Renationalisation of EDF: the last shareholders forced to sell their shares to the State on June 8

The procedure for completely renationalise EDF will take place on June 8, as announced a few days ago by the Minister of the Economy Bruno the Mayor. The state will hold 100% of the company’s capital on that date since the remaining 2% of shareholders will be forced to sell their shares, the Autorité des marchés financiers (AMF) confirmed on Friday.

The “compulsory withdrawal” (from the Stock Exchange, editor’s note.) will take place that day, at the price net of all costs from 12 euros per share, and will relate to 91,454,896 EDF shares, or 2.19% of the capital and 1.99% of the voting rights of the company, the AMF said in a press release.

Thus ends the process of renationalization of EDF, almost a year after the announcement of the operation, a soap opera with twists and turns peppered with appeals from small shareholders contesting the price of 12 euros proposed for the redemption of their shares.

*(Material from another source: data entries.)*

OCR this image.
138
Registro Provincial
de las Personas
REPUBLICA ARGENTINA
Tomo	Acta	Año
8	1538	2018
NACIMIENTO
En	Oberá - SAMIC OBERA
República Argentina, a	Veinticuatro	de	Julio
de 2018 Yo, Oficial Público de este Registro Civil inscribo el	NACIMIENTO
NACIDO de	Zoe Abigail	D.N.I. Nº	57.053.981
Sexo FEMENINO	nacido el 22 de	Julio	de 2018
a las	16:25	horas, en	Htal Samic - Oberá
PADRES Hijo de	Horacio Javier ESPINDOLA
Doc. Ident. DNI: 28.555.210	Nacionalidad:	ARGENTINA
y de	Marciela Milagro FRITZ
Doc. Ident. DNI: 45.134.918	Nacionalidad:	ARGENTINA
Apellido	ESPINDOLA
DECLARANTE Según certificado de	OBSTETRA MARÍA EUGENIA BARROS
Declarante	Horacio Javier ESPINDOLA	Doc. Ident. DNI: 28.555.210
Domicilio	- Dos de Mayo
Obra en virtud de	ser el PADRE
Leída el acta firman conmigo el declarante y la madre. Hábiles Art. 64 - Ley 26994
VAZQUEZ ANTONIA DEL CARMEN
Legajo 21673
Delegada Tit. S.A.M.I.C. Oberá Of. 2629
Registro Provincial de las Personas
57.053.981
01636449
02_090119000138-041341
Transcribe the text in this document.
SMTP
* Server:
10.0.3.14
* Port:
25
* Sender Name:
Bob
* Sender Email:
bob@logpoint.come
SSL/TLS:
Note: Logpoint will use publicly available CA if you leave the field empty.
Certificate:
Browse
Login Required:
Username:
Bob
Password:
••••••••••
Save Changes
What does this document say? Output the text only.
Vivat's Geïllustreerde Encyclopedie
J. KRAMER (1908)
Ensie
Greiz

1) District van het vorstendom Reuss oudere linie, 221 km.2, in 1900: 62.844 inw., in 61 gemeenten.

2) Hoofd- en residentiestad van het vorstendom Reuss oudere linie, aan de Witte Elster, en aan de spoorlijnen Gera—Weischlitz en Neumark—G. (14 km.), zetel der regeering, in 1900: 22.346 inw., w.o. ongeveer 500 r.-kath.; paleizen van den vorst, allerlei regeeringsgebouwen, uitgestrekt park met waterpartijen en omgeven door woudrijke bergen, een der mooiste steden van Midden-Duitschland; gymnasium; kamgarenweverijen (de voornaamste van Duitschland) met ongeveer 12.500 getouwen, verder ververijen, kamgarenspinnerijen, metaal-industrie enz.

Estimated at 9.7 billion euros, the takeover of the French electrician was announced in July 2022 by Prime Minister Elisabeth Borne.

Small shareholders rejected

With this takeover bid, the State, which until now held 84% of the company, wanted regain control in particular to revive nuclear power more quickly, by financing the renewal of an aging fleet and the construction of at least six new reactors.

May’s beginning, the court dismissed the appeal small holders of EDF who hoped to obtain a better price for their shares. The plaintiffs demanded at least 15 euros. At the opening of the capital in 2005, the action had been sold for 32 euros, with a 20% discount for employees at 25.60 euros.

After the rejection of this challenge by the Court of Appeal, the Fonds commun de placement en actions (FCPE), which represents some 100,000 employees or retirees of EDF who have invested their money in the group, announced the decision to hire a compensatory remedy before the Council of State. This action, which aims to obtain a form of price supplement, will have no impact on the end of the takeover bid and will be initiated after the implementation of the squeeze-out.